The second is adoption. Decision support is meant to support clinical judgement, not replace it, but it only helps if clinicians actually use it. In practice, that depends on clinicians being interested, curious and open to additional decision-support information. It also depends on trust, which often comes from experience. Many clinicians want to try a tool only after it is rigorously tested, before it becomes part of routine practice.

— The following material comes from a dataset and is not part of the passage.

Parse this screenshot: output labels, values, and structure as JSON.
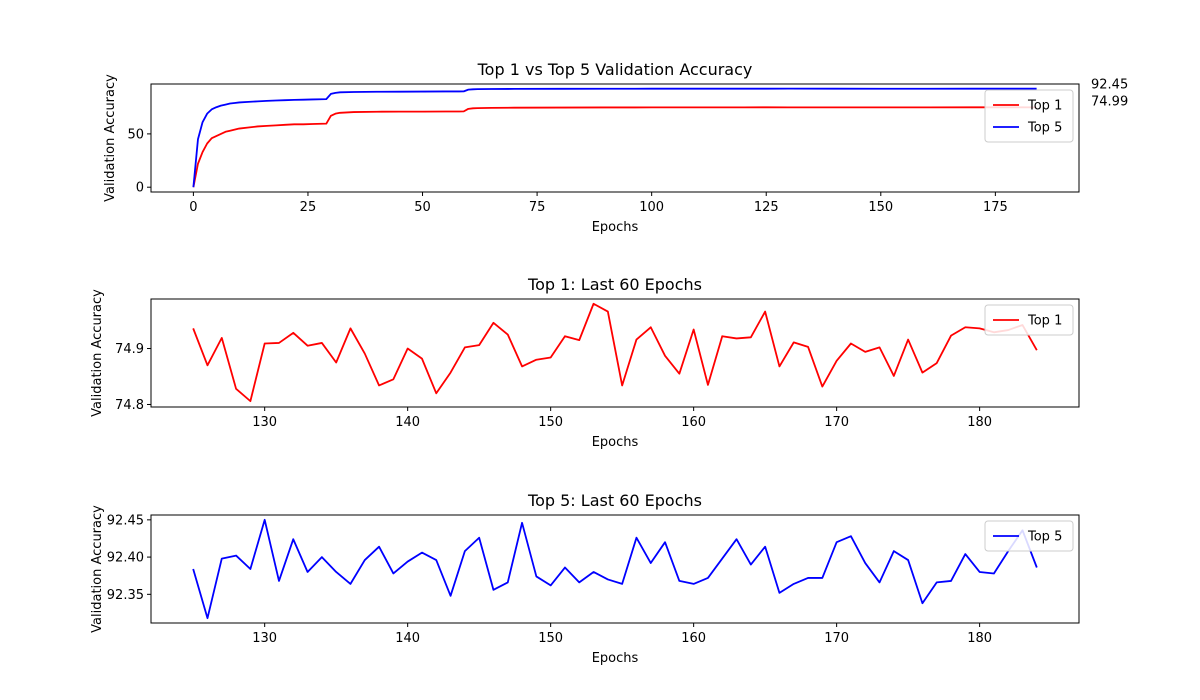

The third is sustainability under regulation. For regulated clinical software, approval is not the finish line. Ongoing quality systems, audits, compliance work and significant costs continue year after year. Dr. Seely describes those ongoing requirements as necessary as well as a real cost driver that shapes what is realistic for maintenance, pricing and scale, especially in a category that is still new.

What keeps the work moving is a real clinical need, backed by steady research and testing over time. For Dr. Seely, it is also driven by passion for the work, the belief that it has value and the fact that he finds it enjoyable. At the same time, moving from a clinical problem to a regulated tool in patient care takes time and sustained effort. 

Dr. Seely believes Ottawa is well positioned to lead in the clinical applications of AI tools, as a strong environment for making AI at the bedside real. The ingredients he points to: super supportive institutions, multidisciplinary research depth, motivated and innovative clinical teams, a remarkable culture of collaboration, and strong leadership across the Ottawa health care community. Extubation Advisor is one example, which sits within a broader ecosystem where there is growing and compelling medical AI work ready to emerge.